A belief that "can be true" is also a belief that "can be false!" Now, to test the likelihood of either, a thinking person might ask himself, "well, how many times has God 'seemed to have revealed Himself to Messengers,' who then wrote it all down" along with the corollary question, "and does God look the same each time?"

And frankly, given the number of wildly disparate revelations (Egyptian, Tibetan, Mayan, Aztec, Semitic -- all branches) and religions (Hinduism, Christianity, Islam, Jain, Sikhism, Zoroastrianism, Buddhism) that the world is home to, it leans -- in my estimation -- to the "false" side. When you actually look at the map of religions around the world, it certainly does not appear to be so much the work of a single deity, but rather the work of a multiplicity of humans. (Picture courtesy of Wikipedia)
World_religions_map_en.png
 

It Aint Necessarily So

Veteran Member
Premium Member
What the atheist is not convinced of is completely irrelevant because being unconvinced does not make one an atheist. It makes one agnostic. What makes one an atheist is the rejection of the theist's proposition

How many atheists need to tell you that they don't define atheism in terms of the positive assertion that gods don't exist? We are atheists because we are not theists, that is, have no god belief. This atheist is also agnostic since I make no claim that gods don't exist. That makes me identical to those atheist who do in all other areas, a fact that is much more relevant to unbelievers than if one makes such a claim or doesn't.

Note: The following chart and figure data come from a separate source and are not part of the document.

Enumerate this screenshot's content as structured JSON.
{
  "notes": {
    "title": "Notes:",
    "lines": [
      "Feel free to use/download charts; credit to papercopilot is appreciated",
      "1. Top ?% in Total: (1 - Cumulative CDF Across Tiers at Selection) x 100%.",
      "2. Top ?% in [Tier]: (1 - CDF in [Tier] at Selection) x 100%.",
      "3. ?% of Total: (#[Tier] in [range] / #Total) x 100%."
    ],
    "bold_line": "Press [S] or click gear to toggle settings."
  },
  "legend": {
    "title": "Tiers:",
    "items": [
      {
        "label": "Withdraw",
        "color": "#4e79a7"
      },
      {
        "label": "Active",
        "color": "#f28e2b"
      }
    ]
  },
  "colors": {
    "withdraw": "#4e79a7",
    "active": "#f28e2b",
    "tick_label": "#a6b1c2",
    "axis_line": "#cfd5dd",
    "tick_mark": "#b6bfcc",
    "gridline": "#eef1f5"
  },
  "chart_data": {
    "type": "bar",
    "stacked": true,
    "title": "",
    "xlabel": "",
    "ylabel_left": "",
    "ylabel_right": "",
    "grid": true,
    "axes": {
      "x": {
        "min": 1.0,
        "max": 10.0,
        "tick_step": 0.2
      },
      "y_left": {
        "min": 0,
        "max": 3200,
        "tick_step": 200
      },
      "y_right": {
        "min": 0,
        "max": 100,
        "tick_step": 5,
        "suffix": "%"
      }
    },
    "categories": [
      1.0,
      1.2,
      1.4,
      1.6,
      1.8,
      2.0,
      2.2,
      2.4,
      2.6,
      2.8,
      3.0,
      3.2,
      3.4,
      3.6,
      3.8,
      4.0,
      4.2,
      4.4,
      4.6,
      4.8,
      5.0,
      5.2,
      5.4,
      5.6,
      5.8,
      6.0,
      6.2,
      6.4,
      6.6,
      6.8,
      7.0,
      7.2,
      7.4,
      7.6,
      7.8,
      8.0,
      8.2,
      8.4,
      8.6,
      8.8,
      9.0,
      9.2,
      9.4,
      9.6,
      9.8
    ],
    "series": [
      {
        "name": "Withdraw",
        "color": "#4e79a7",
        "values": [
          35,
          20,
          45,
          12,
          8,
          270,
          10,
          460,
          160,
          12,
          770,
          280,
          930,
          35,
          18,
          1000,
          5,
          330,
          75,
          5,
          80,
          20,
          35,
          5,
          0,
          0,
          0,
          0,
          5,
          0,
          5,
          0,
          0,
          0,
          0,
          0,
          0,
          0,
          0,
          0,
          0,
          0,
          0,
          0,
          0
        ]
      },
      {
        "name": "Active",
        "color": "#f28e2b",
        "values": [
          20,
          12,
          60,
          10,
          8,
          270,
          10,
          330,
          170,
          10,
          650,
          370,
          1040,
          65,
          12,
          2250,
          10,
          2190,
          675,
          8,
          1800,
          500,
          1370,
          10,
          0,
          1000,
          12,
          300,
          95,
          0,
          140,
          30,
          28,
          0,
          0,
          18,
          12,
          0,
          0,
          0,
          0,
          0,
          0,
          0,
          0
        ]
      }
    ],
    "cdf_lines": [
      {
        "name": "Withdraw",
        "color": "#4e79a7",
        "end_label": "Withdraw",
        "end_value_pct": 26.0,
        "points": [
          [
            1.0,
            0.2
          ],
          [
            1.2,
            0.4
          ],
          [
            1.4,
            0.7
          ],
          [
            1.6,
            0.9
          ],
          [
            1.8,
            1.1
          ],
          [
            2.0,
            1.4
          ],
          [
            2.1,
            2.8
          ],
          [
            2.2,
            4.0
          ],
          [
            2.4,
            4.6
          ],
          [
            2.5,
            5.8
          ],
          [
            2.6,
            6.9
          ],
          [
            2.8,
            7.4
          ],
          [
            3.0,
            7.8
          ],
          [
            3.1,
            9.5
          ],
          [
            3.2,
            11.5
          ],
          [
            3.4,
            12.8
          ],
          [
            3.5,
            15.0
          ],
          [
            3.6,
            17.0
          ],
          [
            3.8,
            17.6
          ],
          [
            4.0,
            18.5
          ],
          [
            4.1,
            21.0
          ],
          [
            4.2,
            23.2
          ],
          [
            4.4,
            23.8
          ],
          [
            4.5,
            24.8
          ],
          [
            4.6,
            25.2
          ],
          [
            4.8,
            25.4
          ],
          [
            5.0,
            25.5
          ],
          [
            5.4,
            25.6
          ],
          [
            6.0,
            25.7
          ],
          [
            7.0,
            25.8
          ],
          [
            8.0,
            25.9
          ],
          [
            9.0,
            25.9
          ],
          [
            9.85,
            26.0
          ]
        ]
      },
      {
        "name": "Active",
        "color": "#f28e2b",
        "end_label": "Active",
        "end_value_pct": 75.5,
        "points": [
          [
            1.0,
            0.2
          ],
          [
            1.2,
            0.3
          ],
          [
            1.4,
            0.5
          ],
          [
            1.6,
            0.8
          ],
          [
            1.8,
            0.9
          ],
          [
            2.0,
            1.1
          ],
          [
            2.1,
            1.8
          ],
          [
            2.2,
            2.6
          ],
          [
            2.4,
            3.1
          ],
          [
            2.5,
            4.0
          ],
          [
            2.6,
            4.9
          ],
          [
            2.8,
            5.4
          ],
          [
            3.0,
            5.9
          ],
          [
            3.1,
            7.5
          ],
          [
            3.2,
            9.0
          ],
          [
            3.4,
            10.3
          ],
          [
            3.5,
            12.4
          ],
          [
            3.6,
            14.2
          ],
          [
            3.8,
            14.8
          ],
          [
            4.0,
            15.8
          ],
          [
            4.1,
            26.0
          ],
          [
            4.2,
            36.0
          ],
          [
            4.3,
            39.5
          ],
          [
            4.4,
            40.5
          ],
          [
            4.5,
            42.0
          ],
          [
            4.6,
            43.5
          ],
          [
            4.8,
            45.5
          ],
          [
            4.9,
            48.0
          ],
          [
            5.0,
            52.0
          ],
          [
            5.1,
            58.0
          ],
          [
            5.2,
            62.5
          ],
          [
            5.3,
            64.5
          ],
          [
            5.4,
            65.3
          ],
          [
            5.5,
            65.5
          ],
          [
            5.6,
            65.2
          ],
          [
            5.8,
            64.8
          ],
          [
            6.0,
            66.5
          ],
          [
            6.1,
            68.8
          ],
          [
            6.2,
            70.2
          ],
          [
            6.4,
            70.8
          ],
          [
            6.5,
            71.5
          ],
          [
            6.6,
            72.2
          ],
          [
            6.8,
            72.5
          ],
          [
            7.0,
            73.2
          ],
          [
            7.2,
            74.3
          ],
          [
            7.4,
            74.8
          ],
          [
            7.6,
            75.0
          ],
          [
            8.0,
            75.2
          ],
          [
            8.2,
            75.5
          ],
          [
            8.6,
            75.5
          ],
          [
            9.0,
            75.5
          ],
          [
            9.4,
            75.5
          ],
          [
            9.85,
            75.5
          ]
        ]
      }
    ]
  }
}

Skepticism is not a philosophical position.

It most assuredly is a philosophical position, or a fundamental part of one. Skepticism is why I am an atheist.

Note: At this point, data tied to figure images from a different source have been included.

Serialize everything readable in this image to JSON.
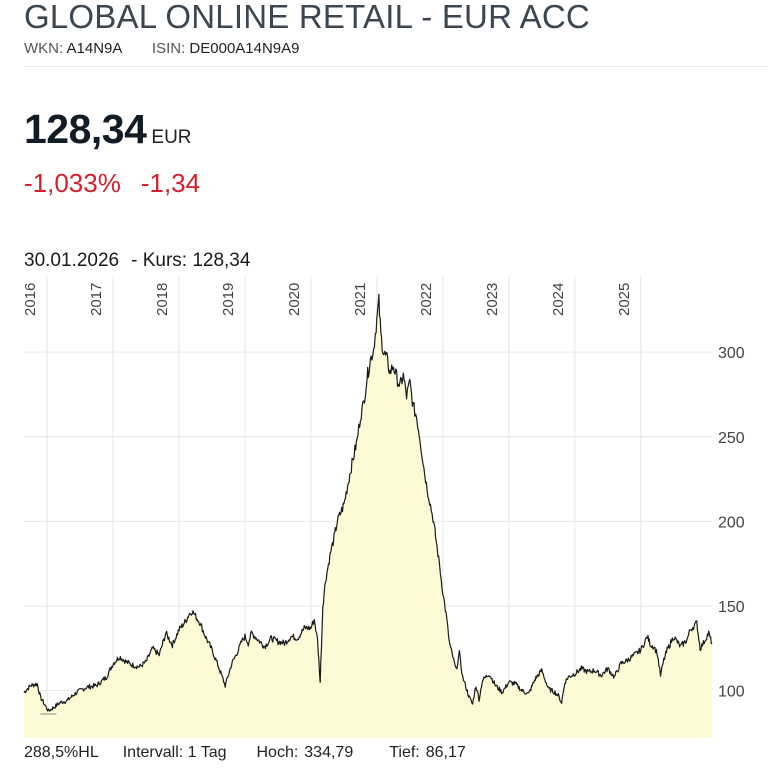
{
  "header": {
    "title": "GLOBAL ONLINE RETAIL - EUR ACC",
    "wkn_label": "WKN:",
    "wkn": "A14N9A",
    "isin_label": "ISIN:",
    "isin": "DE000A14N9A9"
  },
  "quote": {
    "price": "128,34",
    "currency": "EUR",
    "change_pct": "-1,033%",
    "change_abs": "-1,34",
    "date": "30.01.2026",
    "kurs_label": "- Kurs: 128,34"
  },
  "footer": {
    "hl": "288,5%HL",
    "intervall": "Intervall: 1 Tag",
    "hoch_label": "Hoch:",
    "hoch": "334,79",
    "tief_label": "Tief:",
    "tief": "86,17"
  },
  "colors": {
    "line": "#1a1a1a",
    "fill": "#fefad5",
    "negative": "#d3202a",
    "grid": "#e6e6e6"
  },
  "chart_data": {
    "type": "area",
    "x_unit": "year",
    "x_range": [
      2015.65,
      2026.08
    ],
    "ylim": [
      72,
      345
    ],
    "yticks": [
      100,
      150,
      200,
      250,
      300
    ],
    "ytick_labels": [
      "100",
      "150",
      "200",
      "250",
      "300"
    ],
    "xticks": [
      2016,
      2017,
      2018,
      2019,
      2020,
      2021,
      2022,
      2023,
      2024,
      2025
    ],
    "xtick_labels": [
      "2016",
      "2017",
      "2018",
      "2019",
      "2020",
      "2021",
      "2022",
      "2023",
      "2024",
      "2025"
    ],
    "grid": true,
    "x": [
      2015.65,
      2015.75,
      2015.85,
      2015.9,
      2015.96,
      2016.02,
      2016.1,
      2016.2,
      2016.3,
      2016.45,
      2016.6,
      2016.75,
      2016.9,
      2017.0,
      2017.1,
      2017.2,
      2017.3,
      2017.4,
      2017.5,
      2017.6,
      2017.7,
      2017.8,
      2017.9,
      2018.0,
      2018.1,
      2018.15,
      2018.2,
      2018.25,
      2018.32,
      2018.4,
      2018.5,
      2018.6,
      2018.7,
      2018.8,
      2018.9,
      2018.95,
      2019.0,
      2019.05,
      2019.1,
      2019.2,
      2019.3,
      2019.4,
      2019.5,
      2019.6,
      2019.7,
      2019.8,
      2019.9,
      2020.0,
      2020.05,
      2020.1,
      2020.14,
      2020.18,
      2020.22,
      2020.3,
      2020.35,
      2020.4,
      2020.5,
      2020.6,
      2020.7,
      2020.75,
      2020.8,
      2020.85,
      2020.9,
      2020.95,
      2021.0,
      2021.03,
      2021.06,
      2021.1,
      2021.15,
      2021.2,
      2021.25,
      2021.3,
      2021.35,
      2021.4,
      2021.45,
      2021.5,
      2021.55,
      2021.6,
      2021.65,
      2021.7,
      2021.75,
      2021.8,
      2021.85,
      2021.9,
      2021.95,
      2022.0,
      2022.05,
      2022.1,
      2022.15,
      2022.2,
      2022.25,
      2022.3,
      2022.35,
      2022.4,
      2022.45,
      2022.5,
      2022.55,
      2022.6,
      2022.7,
      2022.8,
      2022.9,
      2023.0,
      2023.1,
      2023.2,
      2023.3,
      2023.4,
      2023.5,
      2023.6,
      2023.7,
      2023.75,
      2023.8,
      2023.85,
      2023.9,
      2024.0,
      2024.1,
      2024.2,
      2024.3,
      2024.4,
      2024.5,
      2024.6,
      2024.7,
      2024.8,
      2024.9,
      2025.0,
      2025.05,
      2025.1,
      2025.15,
      2025.2,
      2025.25,
      2025.3,
      2025.35,
      2025.4,
      2025.5,
      2025.6,
      2025.7,
      2025.75,
      2025.8,
      2025.85,
      2025.9,
      2025.95,
      2026.0,
      2026.03,
      2026.06,
      2026.08
    ],
    "y": [
      99,
      103,
      104,
      96,
      92,
      88,
      90,
      93,
      94,
      99,
      102,
      103,
      108,
      116,
      120,
      117,
      115,
      114,
      117,
      125,
      121,
      134,
      127,
      136,
      141,
      145,
      147,
      144,
      140,
      132,
      124,
      114,
      103,
      116,
      124,
      129,
      132,
      128,
      134,
      130,
      126,
      131,
      129,
      128,
      132,
      131,
      137,
      137,
      142,
      130,
      105,
      150,
      165,
      182,
      190,
      200,
      210,
      230,
      248,
      262,
      270,
      285,
      295,
      302,
      320,
      330,
      310,
      300,
      296,
      288,
      292,
      285,
      280,
      286,
      274,
      282,
      268,
      262,
      250,
      235,
      222,
      212,
      202,
      188,
      174,
      158,
      145,
      128,
      120,
      112,
      122,
      108,
      102,
      96,
      92,
      103,
      95,
      106,
      110,
      103,
      99,
      105,
      104,
      100,
      98,
      107,
      112,
      101,
      99,
      97,
      93,
      105,
      108,
      110,
      113,
      111,
      112,
      109,
      113,
      108,
      116,
      118,
      121,
      124,
      128,
      132,
      127,
      126,
      122,
      109,
      118,
      124,
      132,
      126,
      130,
      136,
      138,
      140,
      125,
      128,
      132,
      134,
      130,
      128.34
    ]
  }
}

Agnosticism is the position of reserving determination due to a lack of adequate information.

Agreed, which is something most atheists do.
 

Willamena

Just me
Premium Member
It's probably why people have problems with this.

I mean I don't need or require anything to believe the sun is there.

Beliefs are unsubstantiated and speculative in nature.
I also don't need or require anything to believe the sun is there.

That belief is substantiated.
 

atanu

Member
Premium Member
There are many default states not related to mind in any way.

A default state is a starting state or a reset state when no other option is provided

A newborn childs mind has no knowledge of anything (including gods).

Edit : the op introduces a false premise to reinforce the religious ego. How does one argue against incorrect assumptions when arguments of fact are ignored, manipulated and/misrepresented?

What false premise? Can you kindly specify?
 

Sunstone

De Diablo Del Fora
Premium Member
If you are going to enter a philosophical debate on the proposition, "Your neighbor is beating his wife," then you absolutely should be prepared to defend your side. This is the difference between a courtroom trial and a philosophical debate. A courtroom that presumes innocence until proven guilty relieves the accused of the burden of proving his innocence, but, in philosophy, it doesn't work that way. You can't say, "I'm right just because nobody proved me wrong," in a philosophical debate. You are going to get called out as committing a logical fallacy of Argument from Ignorance.

What suggests to you that in real life I should believe or suspect my neighbor is beating his wife unless I have positive proof that he is not -- or did you not grasp the essence of my statement?
 

Mock Turtle

Oh my, did I say that!
Premium Member
I was pretty strongly in the "lack of belief" atheism camp myself. If it wasn't part of atheism, then not believing gods would require a new term.

Well I'm mostly in the atheism camp with a foot in the door as to some creative force, so likely agnostic in this regard. My problem is with religions since I just see more likelihood of any coming from the minds of humans than any other derivation, hence not that interested in definitions - which are all mostly tied to religious beliefs.